06 de setembro de 2016

Dentre os quase 5.000 documentos que compõem o arquivo do ator Paulo Autran, sob a guarda do Instituto Moreira Salles desde 2007, estão milhares de registros de peças nas quais ele brilhou com talento único. Uma delas foi Otelo, de William Shakespeare, na qual Autran fazia o personagem-título. O espetáculo marcou a estreia, em 1956, do grupo que formou ao lado de Tônia Carrero e Adolfo Celi, e que se tornaria uma das maiores e mais bem-sucedidas companhias teatrais do país: a Companhia Tônia-Celi-Autran.

 

Tônia Carrero, Paulo Autran e Osman Lins. Acervo Paulo Autran/ IMS

 

A CTCA também ia além dos clássicos e buscava textos de novos autores. Dois concursos nacionais de teatro promovidos pelo trio em 1958 e 1959 estão entre as principais realizações da companhia. Em sua fotobiografia Paulo Autran – sem comentários, o ator, nascido em 7 de setembro de 1922, conta que a CTCA recebeu mais de 150 peças em cada um dos concursos. “No segundo revelou-se o talento de Osman Lins com a sua deliciosa comédia Lisbela e o prisioneiro, que levamos na íntegra, com sucesso. É uma joia de peça. Celi quis que eu fizesse inicialmente o Vendedor de Passarinhos e deu o Prisioneiro a Ivan Cândido. Depois de algum tempo trocou nossos papéis. Eu adorei, é claro. Era o primeiro galã típico de minha carreira. A peça foi um sucesso estrondoso”.

Como o prêmio do concurso era a montagem do texto pela companhia, a peça – que seria adaptada por Guel Arraes para a TV Globo em 1993, e para o cinema em 2003 – estreou no dia 13 de abril de 1961, no Teatro Mesbla, do Rio de Janeiro, sob a direção de Adolfo Celi e Carlos Kroeber, com cenários e figurinos de Aloísio Magalhães, um dos principais designers gráficos do país.

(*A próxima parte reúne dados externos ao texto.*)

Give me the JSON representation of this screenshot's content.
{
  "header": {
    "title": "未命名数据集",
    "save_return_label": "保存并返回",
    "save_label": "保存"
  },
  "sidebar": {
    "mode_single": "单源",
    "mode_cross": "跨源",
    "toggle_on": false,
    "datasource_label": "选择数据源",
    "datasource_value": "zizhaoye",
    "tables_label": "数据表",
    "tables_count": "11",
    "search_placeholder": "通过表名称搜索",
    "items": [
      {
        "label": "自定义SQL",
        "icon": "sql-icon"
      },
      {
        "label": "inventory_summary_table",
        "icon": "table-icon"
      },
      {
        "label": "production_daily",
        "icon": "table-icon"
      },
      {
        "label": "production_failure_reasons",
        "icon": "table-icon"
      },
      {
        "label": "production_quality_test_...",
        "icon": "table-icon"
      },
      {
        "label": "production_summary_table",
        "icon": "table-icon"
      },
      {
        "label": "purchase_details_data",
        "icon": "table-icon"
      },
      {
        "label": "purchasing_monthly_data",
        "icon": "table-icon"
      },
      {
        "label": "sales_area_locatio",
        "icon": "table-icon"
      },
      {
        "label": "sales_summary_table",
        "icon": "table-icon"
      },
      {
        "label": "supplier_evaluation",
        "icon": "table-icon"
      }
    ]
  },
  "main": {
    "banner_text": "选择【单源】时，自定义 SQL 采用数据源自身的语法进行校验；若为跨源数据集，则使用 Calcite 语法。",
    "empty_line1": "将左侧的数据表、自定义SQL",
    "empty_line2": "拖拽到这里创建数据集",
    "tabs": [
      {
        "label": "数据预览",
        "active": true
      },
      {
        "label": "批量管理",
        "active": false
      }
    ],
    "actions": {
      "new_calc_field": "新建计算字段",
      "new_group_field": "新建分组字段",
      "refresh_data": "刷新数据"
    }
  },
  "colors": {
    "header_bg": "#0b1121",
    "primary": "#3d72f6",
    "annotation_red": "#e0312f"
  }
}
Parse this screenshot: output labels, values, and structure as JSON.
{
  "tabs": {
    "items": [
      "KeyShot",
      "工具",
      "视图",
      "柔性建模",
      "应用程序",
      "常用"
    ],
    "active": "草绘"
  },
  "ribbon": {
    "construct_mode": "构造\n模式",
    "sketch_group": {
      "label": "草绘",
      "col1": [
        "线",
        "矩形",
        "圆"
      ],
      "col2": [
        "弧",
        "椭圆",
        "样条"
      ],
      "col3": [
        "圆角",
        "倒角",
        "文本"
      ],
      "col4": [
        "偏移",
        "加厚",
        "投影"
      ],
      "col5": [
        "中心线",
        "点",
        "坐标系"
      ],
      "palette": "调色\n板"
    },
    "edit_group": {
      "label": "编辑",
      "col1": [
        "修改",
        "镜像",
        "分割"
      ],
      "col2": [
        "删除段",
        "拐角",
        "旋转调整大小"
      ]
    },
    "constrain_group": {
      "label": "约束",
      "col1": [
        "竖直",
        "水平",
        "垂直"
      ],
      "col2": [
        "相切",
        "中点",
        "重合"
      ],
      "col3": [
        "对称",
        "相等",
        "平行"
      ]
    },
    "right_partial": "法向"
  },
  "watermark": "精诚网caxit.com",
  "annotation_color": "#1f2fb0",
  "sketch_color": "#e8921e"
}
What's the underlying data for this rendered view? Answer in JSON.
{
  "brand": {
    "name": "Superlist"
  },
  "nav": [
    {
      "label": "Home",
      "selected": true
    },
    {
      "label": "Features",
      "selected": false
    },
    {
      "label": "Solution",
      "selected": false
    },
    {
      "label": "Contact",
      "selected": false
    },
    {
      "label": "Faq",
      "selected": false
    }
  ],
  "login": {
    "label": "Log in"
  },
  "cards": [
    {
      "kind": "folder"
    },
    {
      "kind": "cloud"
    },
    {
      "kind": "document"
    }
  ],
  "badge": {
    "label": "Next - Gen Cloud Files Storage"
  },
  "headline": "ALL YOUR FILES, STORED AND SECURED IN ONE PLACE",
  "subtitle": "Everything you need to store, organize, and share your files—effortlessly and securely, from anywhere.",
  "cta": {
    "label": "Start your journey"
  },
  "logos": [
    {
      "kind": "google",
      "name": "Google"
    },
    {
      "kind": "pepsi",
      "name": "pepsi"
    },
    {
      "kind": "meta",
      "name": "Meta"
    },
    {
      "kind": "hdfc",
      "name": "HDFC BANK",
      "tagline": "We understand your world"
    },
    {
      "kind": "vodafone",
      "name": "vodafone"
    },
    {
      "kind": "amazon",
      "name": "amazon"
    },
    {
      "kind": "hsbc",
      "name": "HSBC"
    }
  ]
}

Além da qualidade excepcional do elenco, com destaque para Ivan Cândido, que ganhou, naquele ano, o prêmio de melhor ator coadjuvante por seu papel, a peça foi escolhida pela direção de O Estado de S. Paulo para ser representada no Teatro Municipal da cidade na entrega do 10º Prêmio Saci, criado pelo jornal para laurear os melhores do teatro e do cinema brasileiros. O texto introdutório do folheto distribuído na noite da apresentação é do crítico teatral Decio de Almeida Prado, cujo acervo também se encontra sob a guarda do IMS, na época diretor do Suplemento Literário de O Estado de S. Paulo.

 

Ivan Cândido e Paulo Autran na peça Lisbela e o prisioneiro. Acervo Paulo Autran/ IMS

 

Tônia Carrero, que foi substituída quando precisou se ausentar, inspirou uma resenha apaixonada de Van Jafa publicada no Correio da Manhã no dia de estreia da peça: “Lisbela é Tônia. Dito Tônia está dito tudo. Lisbela é bela. Bela e Tônia são sinônimos e pleonasmo que ganham em Lisbela vivência e personagem”. Paulo Autran também recebeu críticas entusiasmadas, que elogiavam desde o seu domínio de voz à atuação como um todo. Um dia depois da estreia, Marcos Andra escrevia no jornal O Globo: “Paulo Autran também está estupendo no papel do prisioneiro, misto de sonhador, aventureiro e rufião. Esplêndido!”.

 

Paulo Autran e Tônia Carrero na peça Lisbela e o prisioneiro. Acervo Paulo Autran/ IMS

 

Essa não seria a última parceria entre Paulo Autran e Osman Lins, que havia recebido menção honrosa no primeiro concurso da CTCA com o poema dramático O vale sem sol. Seu conto “A partida”, publicado no livro Os gestos, de 1957, e depois incluído em Os cem melhores contos brasileiros do século, organizado por Ítalo Moriconi, deu origem ao curta-metragem homônimo da cineasta pernambucana Sandra Ribeiro. No elenco, estavam Paulo Autran e a atriz Geninha da Rosa Borges, prima do ator e amiga de Osman Lins. Os dois se conheceram em Paris, quando ambos estudavam na França e Lisbela estreava no Rio de Janeiro.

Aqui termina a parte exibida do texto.